Dee’s life, by comparison, was a wearying blur of relentless endeavour in the quest for some elusive and undefined expression of perfection, a manic careering across many fronts to stave off multiple possibilities of humiliating failure.

Aside from the mother-guilt and parenting themes, redemption and grace are major theme. Holoubek addresses this beautifully using the Church as both a positive and negative role model. Dee, a lapsed Catholic, finds a new friend in Stephen, a gay priest; through Stephen the negative is highlighted as he deals with the Church’s expectation that he admit to being a “defective heterosexual” and undergo re-education or be stripped of his Holy Orders. It is also through Stephen, and the Sisters of Mercy who are of great help to Dee, that the positive is highlighted and the lessons of redemption and grace are beautifully shared.
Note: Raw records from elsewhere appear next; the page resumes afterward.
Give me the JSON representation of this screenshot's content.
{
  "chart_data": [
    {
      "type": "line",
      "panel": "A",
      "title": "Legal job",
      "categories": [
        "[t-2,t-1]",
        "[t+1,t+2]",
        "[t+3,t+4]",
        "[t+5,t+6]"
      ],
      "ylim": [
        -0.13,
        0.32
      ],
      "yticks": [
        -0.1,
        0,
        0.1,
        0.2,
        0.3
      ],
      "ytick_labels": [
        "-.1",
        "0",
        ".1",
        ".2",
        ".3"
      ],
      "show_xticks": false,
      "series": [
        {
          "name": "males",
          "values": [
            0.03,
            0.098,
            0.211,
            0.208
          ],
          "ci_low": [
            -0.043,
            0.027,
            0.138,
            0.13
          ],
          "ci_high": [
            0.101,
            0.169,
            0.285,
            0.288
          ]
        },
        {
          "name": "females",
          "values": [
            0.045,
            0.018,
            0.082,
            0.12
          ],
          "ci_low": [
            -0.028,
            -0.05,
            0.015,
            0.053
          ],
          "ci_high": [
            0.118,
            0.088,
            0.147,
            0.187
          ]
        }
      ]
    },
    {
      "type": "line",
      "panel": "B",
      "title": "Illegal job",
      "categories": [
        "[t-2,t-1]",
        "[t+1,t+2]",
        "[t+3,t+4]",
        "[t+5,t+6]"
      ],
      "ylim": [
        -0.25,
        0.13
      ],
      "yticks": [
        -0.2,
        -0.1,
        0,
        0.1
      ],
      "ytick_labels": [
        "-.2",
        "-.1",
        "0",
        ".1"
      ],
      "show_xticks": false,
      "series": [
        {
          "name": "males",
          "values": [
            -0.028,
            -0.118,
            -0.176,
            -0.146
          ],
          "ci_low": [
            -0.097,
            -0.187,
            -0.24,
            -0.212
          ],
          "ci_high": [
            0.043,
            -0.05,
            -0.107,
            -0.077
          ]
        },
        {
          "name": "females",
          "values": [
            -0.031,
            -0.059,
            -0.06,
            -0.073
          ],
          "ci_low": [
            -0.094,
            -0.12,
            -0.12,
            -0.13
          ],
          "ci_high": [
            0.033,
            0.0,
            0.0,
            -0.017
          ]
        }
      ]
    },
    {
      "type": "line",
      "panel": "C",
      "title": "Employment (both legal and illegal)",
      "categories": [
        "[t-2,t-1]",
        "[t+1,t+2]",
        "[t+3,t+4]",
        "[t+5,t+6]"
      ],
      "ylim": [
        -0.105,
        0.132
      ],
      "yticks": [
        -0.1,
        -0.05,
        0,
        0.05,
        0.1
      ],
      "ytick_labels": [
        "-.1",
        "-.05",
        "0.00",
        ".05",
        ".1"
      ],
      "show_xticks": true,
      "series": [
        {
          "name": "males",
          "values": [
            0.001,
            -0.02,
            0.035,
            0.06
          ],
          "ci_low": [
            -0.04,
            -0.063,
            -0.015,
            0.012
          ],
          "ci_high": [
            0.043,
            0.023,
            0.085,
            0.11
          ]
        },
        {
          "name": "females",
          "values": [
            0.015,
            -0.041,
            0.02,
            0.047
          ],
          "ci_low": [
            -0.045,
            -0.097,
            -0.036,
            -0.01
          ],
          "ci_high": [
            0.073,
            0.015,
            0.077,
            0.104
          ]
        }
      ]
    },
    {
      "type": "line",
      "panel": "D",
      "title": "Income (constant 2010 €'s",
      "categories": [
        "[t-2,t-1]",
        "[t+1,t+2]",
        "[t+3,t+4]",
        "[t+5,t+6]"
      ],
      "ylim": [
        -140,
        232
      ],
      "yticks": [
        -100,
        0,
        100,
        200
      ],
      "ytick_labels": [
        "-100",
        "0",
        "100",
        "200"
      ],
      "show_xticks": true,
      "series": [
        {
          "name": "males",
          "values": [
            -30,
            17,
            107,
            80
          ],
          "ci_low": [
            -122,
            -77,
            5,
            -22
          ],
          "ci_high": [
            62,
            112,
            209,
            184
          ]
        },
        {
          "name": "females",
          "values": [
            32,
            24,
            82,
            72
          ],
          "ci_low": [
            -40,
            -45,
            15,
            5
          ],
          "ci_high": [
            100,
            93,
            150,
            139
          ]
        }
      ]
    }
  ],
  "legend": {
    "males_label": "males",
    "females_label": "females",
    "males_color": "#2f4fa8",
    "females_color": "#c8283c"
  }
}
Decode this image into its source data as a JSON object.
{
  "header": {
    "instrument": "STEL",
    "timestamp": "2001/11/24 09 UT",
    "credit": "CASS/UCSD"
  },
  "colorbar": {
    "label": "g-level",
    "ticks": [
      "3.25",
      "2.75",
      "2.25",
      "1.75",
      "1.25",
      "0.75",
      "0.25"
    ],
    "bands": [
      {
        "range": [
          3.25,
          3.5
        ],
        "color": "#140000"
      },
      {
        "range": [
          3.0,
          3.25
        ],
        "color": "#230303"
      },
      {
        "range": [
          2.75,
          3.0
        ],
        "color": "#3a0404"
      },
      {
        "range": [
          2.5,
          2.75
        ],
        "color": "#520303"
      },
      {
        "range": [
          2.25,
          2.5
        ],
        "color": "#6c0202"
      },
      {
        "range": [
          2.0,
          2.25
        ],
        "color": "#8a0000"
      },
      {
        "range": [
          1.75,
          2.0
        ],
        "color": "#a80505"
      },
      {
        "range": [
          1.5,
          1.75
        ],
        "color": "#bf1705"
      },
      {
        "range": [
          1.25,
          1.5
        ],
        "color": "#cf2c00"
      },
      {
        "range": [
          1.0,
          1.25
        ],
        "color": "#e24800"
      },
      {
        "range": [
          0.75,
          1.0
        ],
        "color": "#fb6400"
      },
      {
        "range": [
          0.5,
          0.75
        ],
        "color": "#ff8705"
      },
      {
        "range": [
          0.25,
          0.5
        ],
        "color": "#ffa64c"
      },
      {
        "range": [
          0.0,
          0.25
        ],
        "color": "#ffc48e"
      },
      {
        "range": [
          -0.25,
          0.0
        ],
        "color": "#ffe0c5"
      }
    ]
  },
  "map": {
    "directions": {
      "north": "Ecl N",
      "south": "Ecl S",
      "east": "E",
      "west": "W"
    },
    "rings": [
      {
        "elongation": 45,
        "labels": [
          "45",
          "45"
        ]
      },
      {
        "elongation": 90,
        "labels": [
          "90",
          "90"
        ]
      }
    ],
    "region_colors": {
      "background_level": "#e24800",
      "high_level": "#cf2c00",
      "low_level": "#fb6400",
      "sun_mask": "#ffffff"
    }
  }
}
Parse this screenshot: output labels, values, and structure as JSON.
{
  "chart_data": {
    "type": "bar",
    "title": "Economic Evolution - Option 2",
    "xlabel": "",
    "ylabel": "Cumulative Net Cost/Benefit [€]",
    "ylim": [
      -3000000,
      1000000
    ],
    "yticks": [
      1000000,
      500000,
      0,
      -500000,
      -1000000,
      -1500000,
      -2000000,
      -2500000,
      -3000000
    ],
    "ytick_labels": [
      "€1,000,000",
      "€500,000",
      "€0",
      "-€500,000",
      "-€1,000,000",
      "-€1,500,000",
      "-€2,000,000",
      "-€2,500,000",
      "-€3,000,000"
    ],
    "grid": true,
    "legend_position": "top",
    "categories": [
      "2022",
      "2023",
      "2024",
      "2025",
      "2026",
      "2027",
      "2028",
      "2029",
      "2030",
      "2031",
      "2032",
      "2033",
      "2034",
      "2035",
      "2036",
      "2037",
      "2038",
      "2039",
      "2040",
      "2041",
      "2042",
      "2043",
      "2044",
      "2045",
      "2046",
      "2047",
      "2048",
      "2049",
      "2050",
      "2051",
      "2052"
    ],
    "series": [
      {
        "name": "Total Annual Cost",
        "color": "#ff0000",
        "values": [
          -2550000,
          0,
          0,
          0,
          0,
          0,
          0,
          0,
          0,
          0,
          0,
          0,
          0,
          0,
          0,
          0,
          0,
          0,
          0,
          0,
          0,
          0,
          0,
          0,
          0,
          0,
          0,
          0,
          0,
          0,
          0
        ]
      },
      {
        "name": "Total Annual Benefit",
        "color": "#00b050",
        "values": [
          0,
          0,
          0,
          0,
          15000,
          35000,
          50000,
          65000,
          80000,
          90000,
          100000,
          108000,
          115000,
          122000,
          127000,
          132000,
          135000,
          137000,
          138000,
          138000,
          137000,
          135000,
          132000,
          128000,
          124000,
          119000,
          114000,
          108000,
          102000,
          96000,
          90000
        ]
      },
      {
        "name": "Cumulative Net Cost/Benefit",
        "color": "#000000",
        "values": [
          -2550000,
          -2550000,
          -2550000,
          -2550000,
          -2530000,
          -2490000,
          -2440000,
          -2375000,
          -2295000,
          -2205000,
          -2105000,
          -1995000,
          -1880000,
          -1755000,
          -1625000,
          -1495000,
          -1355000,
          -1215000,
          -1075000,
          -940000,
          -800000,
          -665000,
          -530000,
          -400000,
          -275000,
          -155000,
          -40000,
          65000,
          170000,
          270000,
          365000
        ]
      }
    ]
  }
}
I love when Sister Catalina asks Dee matter-of-factly: ‘Who told you that you had to do things to earn love?’. That question stopped my reading for a moment as I absorbed its deeper, personal implications. And later, when Stephen, despite his own struggles, says that often people’s expectations of God as a being who wishes ill will on humanity can lead to self-fulfilling prophecies … loved how he could believe in a God of grace and redemption despite his own Church’s judgment of him. That’s the kind of God I want to believe in.

Wise, thoughtful and beautifully written, I loved Traces of Absence. It resonated with me on a number of levels and left me feeling that I’d read something really special. Even if you’re not a mother, if you struggle with guilt there’s a fantastic message in here about kindness towards others, but also towards yourself.

Available from good bookstores and Pan Macmillan Australia. This copy was courtesy of Pan Macmillan.

Bookish treat: Alfajores, a sweet Argentinian biscuit, are mentioned a number of times through the novel – Dee suspects they never get through customs because the customs officers want them. They sound delish!